I'm working on poc project in java using kafka -> flink -> elastic search.
On kafka will be produced an unpredictable number of events from 0 up to thousands of events/sec such as on a specific topic.
{"gid":"abcd-8910-2ca4227527f9", "state":"stateA", "timestamp:1465566255, "other unusefull info":"..."}
Flink will consume this events and should sink every second into elastic search the number of events in each state ex:
{"stateA":54, "stateB":100, ... "stateJ":34}
I have 10 states: [Created, ... , Deleted]
with an average life cycle of 15 minutes. The state can change twice a second. Theoretically new states could be added.
In order to sink streams every second I'm thinking to use flink's time windows https://flink.apache.org/news/2015/12/04/Introducing-windows.html
The problem is that I need stateful objects with info about guid->previous-state
and stateX->count
in order to be able to increment/decrement the count when new event occurs.

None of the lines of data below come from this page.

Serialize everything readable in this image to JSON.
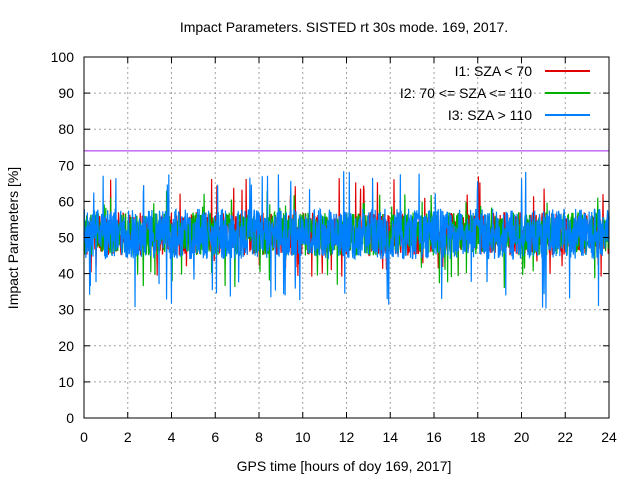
{
  "chart_data": {
    "type": "line",
    "title": "Impact Parameters. SISTED rt 30s mode. 169, 2017.",
    "xlabel": "GPS time [hours of doy 169, 2017]",
    "ylabel": "Impact Parameters [%]",
    "xlim": [
      0,
      24
    ],
    "ylim": [
      0,
      100
    ],
    "x_ticks": [
      "0",
      "2",
      "4",
      "6",
      "8",
      "10",
      "12",
      "14",
      "16",
      "18",
      "20",
      "22",
      "24"
    ],
    "y_ticks": [
      "0",
      "10",
      "20",
      "30",
      "40",
      "50",
      "60",
      "70",
      "80",
      "90",
      "100"
    ],
    "grid": true,
    "legend_position": "top-right",
    "reference_line": {
      "y": 74,
      "color": "#a020f0"
    },
    "series": [
      {
        "name": "I1: SZA < 70",
        "color": "#e00000",
        "center": 51,
        "spread": 6,
        "spike_max": 67,
        "spike_min": 39
      },
      {
        "name": "I2: 70 <= SZA <= 110",
        "color": "#00b000",
        "center": 51,
        "spread": 6,
        "spike_max": 63,
        "spike_min": 36
      },
      {
        "name": "I3: SZA > 110",
        "color": "#0080ff",
        "center": 51,
        "spread": 7,
        "spike_max": 69,
        "spike_min": 30
      }
    ]
  }
}
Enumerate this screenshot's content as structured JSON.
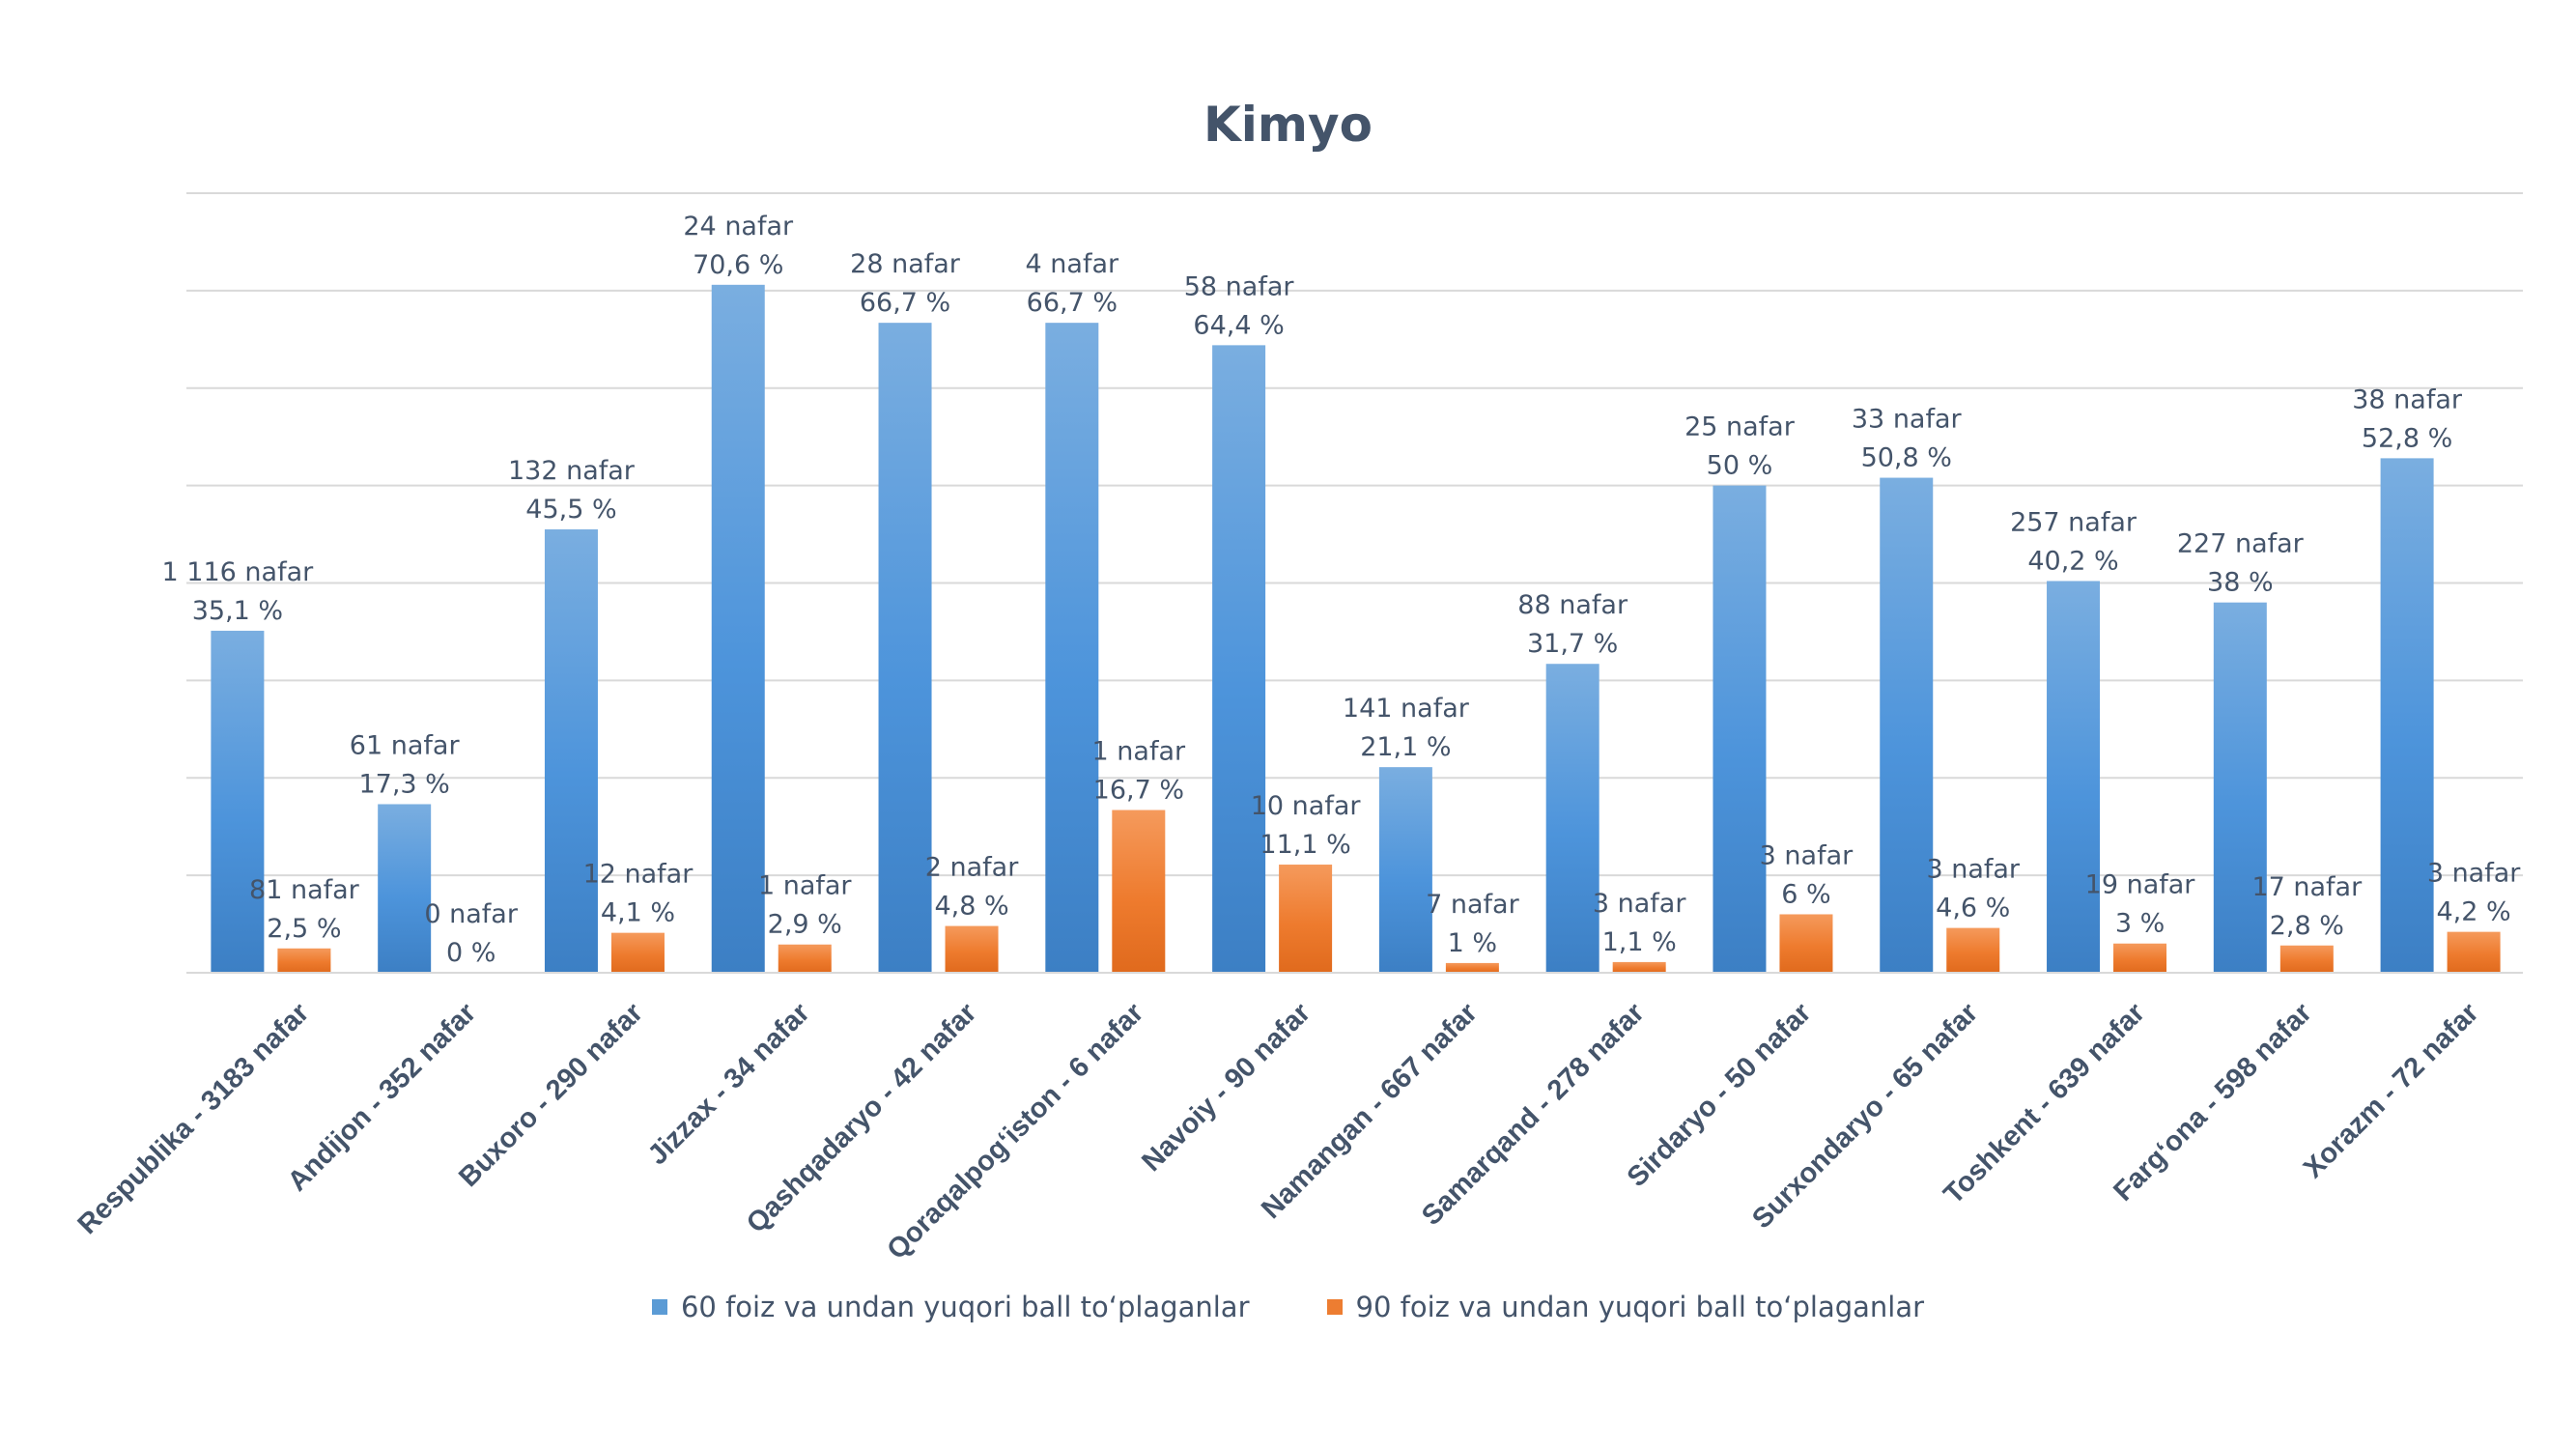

I found a draft document about stateful steam processing https://cwiki.apache.org/confluence/display/FLINK/Stateful+Stream+Processing
I'm new to flink and stream processing, I didn't dig into flink stateful stream processing yet. For the first phase I'm thinking to use static objects for this, but this approach won't work when several flink instances will be launch.
I want to ask you:
- What do you think about this approach ?
- Is flink suited for this kind of stream processing ?
- What will be your approach for solving this problem ?
Also I'd appreciate some code snippets for the windowed stateful stream solution (or other solutions).
Thanks,